Repórter do O POVO+ especializada em ciência, meio ambiente e clima. Formada em Comunicação Social - Jornalismo pela Universidade Federal do Ceará (UFC), é premiada a nível regional e nacional com reportagens sobre ciência e meio ambiente. Também já foi finalista do Prêmio Einstein +Admirados da Imprensa de Saúde, Ciência e Bem-Estar na região Nordeste
O primeiro filhote de peixe-boi resgatado pelo que viria ser a ONG Aquasis foi cuidado em uma piscina infantil montada no meio de um dos laboratórios do Labomar.
O bichinho era apenas um bebê perdido da mãe que, de repente, se viu rodeado de humanos dedicados em alimentá-lo com uma mamadeira improvisada de garrafa PET. Eles dormiam em um colchão ao lado da piscina com medo de uma perda.
Eles em questão eram calouros da Biologia e da Engenharia de Pesca, entusiasmados em estudar os cetáceos do Ceará — até então, área de estudo inexistente no Estado.
Criaram o Grupo de Estudos de Cetáceo (GECC) e, na gambiarra (no melhor sentido da palavra), montaram coleções de esqueletos de baleias e golfinhos encalhados e começaram um caminho longo para a conservação das espécies cearenses.
Fiquei sabendo da história tim-tim por tim-tim a partir do documentário comemorativo de 30 anos da Aquasis, que estreou no Cineteatro São Luiz nesta quinta-feira, 7.
Com relatos dos sócio-fundadores, viajamos por três décadas de esforços e parcerias que tornaram o que a associação é hoje.
Realmente recomendo que todos assistam ao documentário.

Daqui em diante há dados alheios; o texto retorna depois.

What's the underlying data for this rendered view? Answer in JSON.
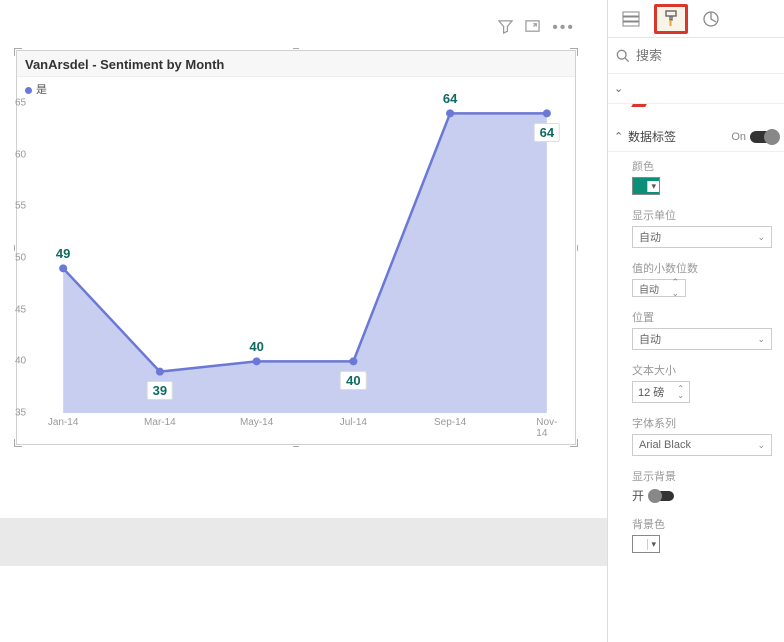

Não somente porque o trabalho da Aquasis tem se mostrado eficiente e inspirador, mas principalmente porque há na história deles um ponto em comum para praticamente todos os projetos de conservação a partir da ciência.
Fazer ciência é muito caro. No Brasil, apesar da ciência de ponta ser produzida justamente nas instituições públicas por pesquisadores da pós-graduação, ainda há um precipício de investimento em relação à de países do norte global. É por isso que eu classifico a gambiarra BR como uma palavra positiva.
Os pesquisadores brasileiros são criatividade pura. Criam soluções eficazes com materiais comuns e correntes, fazem descobertas e complementam o conhecimento científico mundial usando esmaltes incolores, garrafas PET, lanternas do celular e mais mil e um artifícios que levariam páginas e páginas para elencar.
Infelizmente, precisam tirar recursos do próprio bolso para viabilizar os projetos.
A dedicação e amor que os cientistas do Brasil têm pelo conhecimento e, principalmente, pelas vidas afetadas por ele é admirável.
Acho até que esse adjetivo é pequeno demais para definir o que fazem nossos pesquisadores.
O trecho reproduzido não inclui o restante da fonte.